The definition and use of classified information, and the public’s right to hear it, is proving to be one of the most important issues arising in pre-trial hearings in this historic September 11th terrorism prosecution. With only two of the defendants actually in the courtroom on Wednesday (the others elected not to come), lawyers from the government, defense, ACLU and 14 media organizations over the last two days have argued vehemently over whether the government is properly classifying information — particularly the memories and experiences of the defendants, who were subjected to the CIA’s classified “enhanced interrogation” program. Even if it is deemed classified, argue the ACLU and news organizations, it still has to meet a strict First Amendment standard for the court to lawfully prevent the public from hearing it.
The First Amendment only allows the closing of a courtroom, argued ACLU lawyer Hina Shamsi and media lawyer David Schulz, if it will “cause grave harm to national security.”
“The government fails utterly to explain how it has a legitimate interest, let alone a compelling one, in suppressing information about a CIA coercive interrogation and detention program that was illegal and has been banned by the president,” the ACLU says in its brief to the court.
The issue is important, both for the public’s right to know what its government did and for the legitimacy of this historic trial. As Schulz told the court yesterday: “Nothing is likely to shape the public perception of the fairness of these proceedings more significantly than the way the court handles this request for a protective order.”
The current proposed order, he said, “covers things that quite clearly can’t credibly constitute a threat to our national security.”
Much of the argument is over whether the government can legitimately classify information that it cannot own or control. “Thoughts, experiences and memories belong to human beings,” said Shamsi this morning. “They do not belong to the government.” The order is “essentially saying the government can gag people from talking about what the government illegally did to them… The government has no compelling interest in preventing the public from hearing this information.”

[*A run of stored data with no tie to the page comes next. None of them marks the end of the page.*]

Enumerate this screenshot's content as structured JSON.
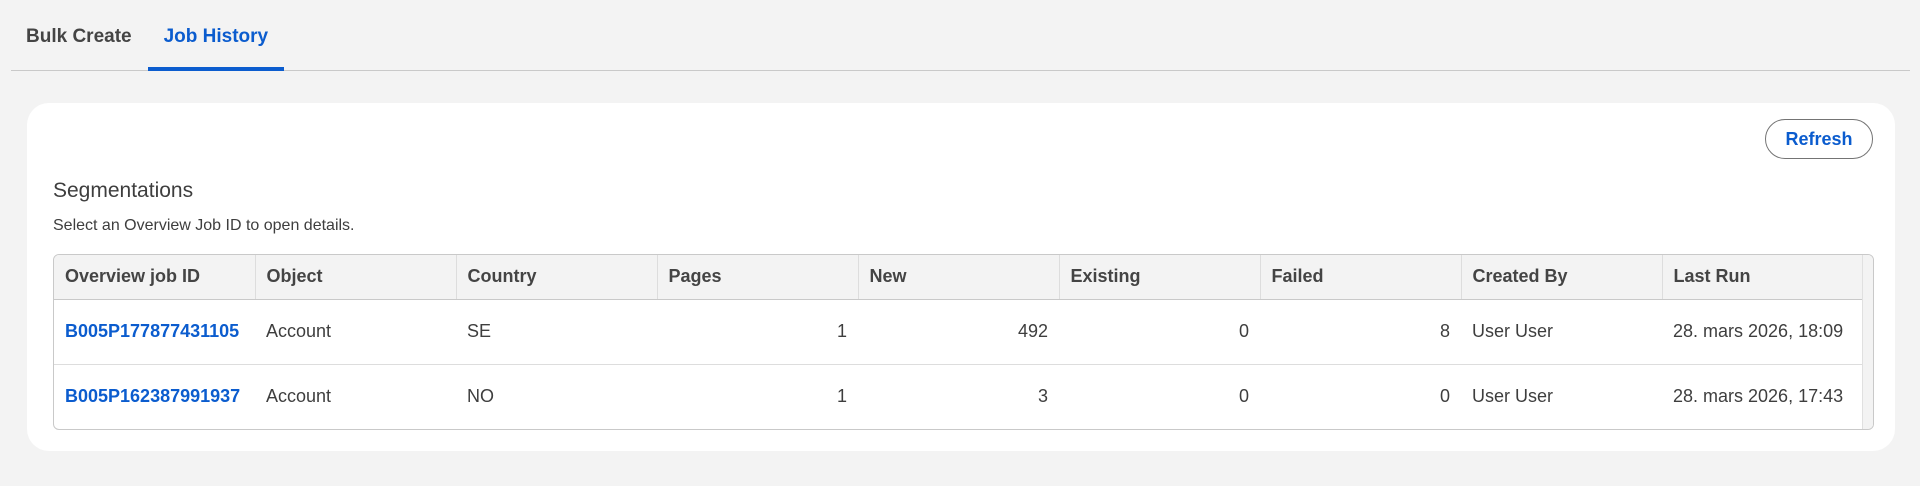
{
  "tabs": [
    {
      "label": "Bulk Create",
      "active": false
    },
    {
      "label": "Job History",
      "active": true
    }
  ],
  "card": {
    "refresh_label": "Refresh",
    "section_title": "Segmentations",
    "section_help": "Select an Overview Job ID to open details."
  },
  "table": {
    "columns": [
      "Overview job ID",
      "Object",
      "Country",
      "Pages",
      "New",
      "Existing",
      "Failed",
      "Created By",
      "Last Run"
    ],
    "rows": [
      {
        "job_id": "B005P177877431105",
        "object": "Account",
        "country": "SE",
        "pages": "1",
        "new": "492",
        "existing": "0",
        "failed": "8",
        "created_by": "User User",
        "last_run": "28. mars 2026, 18:09"
      },
      {
        "job_id": "B005P162387991937",
        "object": "Account",
        "country": "NO",
        "pages": "1",
        "new": "3",
        "existing": "0",
        "failed": "0",
        "created_by": "User User",
        "last_run": "28. mars 2026, 17:43"
      }
    ]
  },
  "colors": {
    "accent": "#0b5cce",
    "page_background": "#f3f3f3",
    "card_background": "#ffffff"
  }
}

The ACLU argues that the unprecedented 40-second delay in the audio feed to commission observers is itself a form of court closure. “No other American courtroom has a government official with a finger on a censor button,” said Shamsi. A 40-second delay sounds “seductively reasonable,” she continued, “but it doesn’t meet the constitutional standard.”
Justice Department lawyer Joanna Baltes shot back that the ACLU’s accusations were “inflammatory” and that the 40-second delay is unprecedented only because the Guantanamo military commission is the only court built with that technology. “These are international terrorism cases,” she said as explanation.

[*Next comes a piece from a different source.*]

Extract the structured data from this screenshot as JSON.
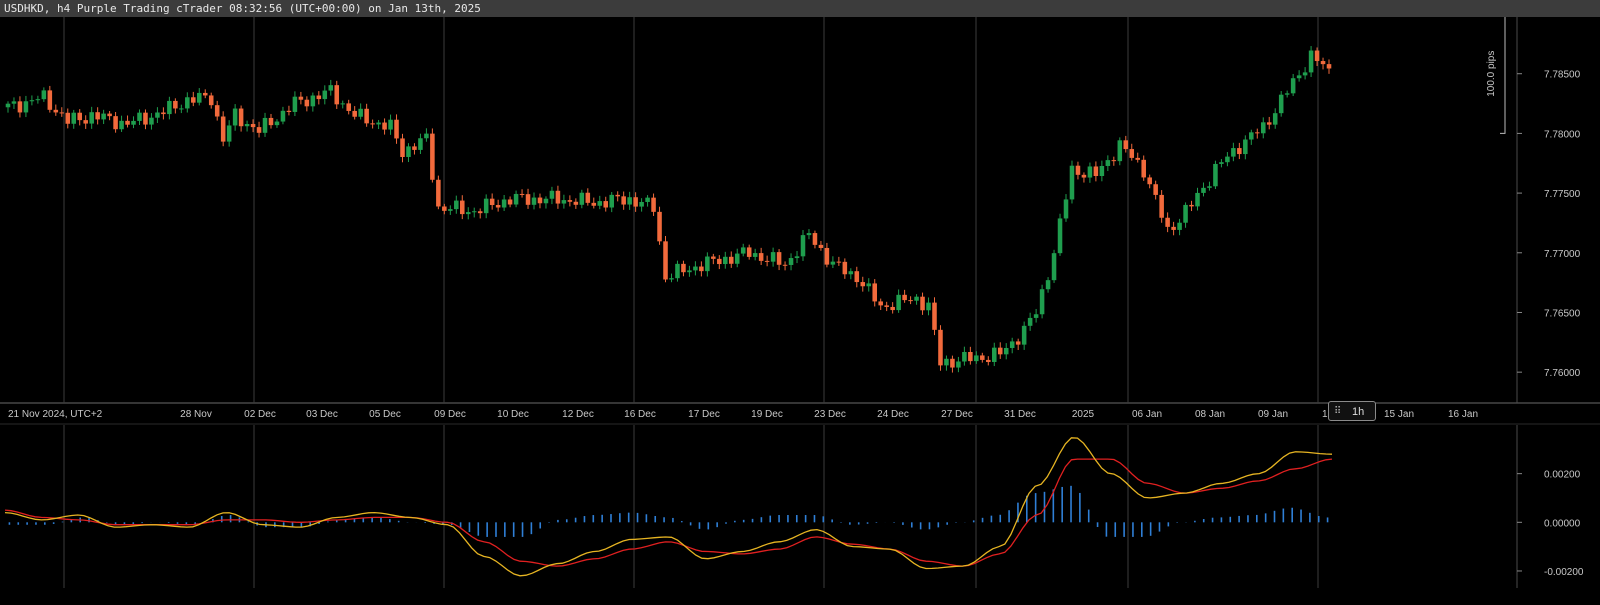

Of course, civilian federal courts bring international terrorism cases all the time. Federal courts have secured nearly 500 convictions on terrorism-related charges since September 11, 2001. The military commissions have completed only seven cases, involving only two trials.
Much of this morning’s proceedings focused on detailed objections to language in the government’s proposed protective order. For example, the order defines “classified information” as information that’s not only properly classified as presenting a threat to national security, which parallels President Obama’s December 2009 Executive Order‘ on classification, but includes information that the government has deemed “restricted” and information “derived from” information that was classified, “verbal information” known to the accused and all information related to their capture and treatment. The order does not require that those other categories of information meet the requirements of the 2009 Executive Order.
Meanwhile, Connell argued there’s no established procedure for challenging information he believes has been improperly classified. When he once tried to do that, he explained, “my classification challenge was rejected because it was not brought in the proper form. When I asked what is the proper form, I didn’t get any answer.”
Indeed, one reason many of these arguments are dragging on so long is because there are no clear procedures, or precedent, for treating classified or otherwise sensitive information in military commissions at all. As a result, some of the lawyers argue for use of federal court procedures, while others argue for using military ones. But none directly answer many of the particular issues raised by a death penalty case of five men accused of murdering nearly 3,000 Americans 11 years ago, and who were subsequently tortured in secret CIA prisons and are now being tried in an offshore military commission.
As Judge Pohl said this morning: “There is as of yesterday three appellate decisions that have addressed commission decisions. It’s not like there’s going to be a whole lot of authority out there. Everything else will have to be by analogy.”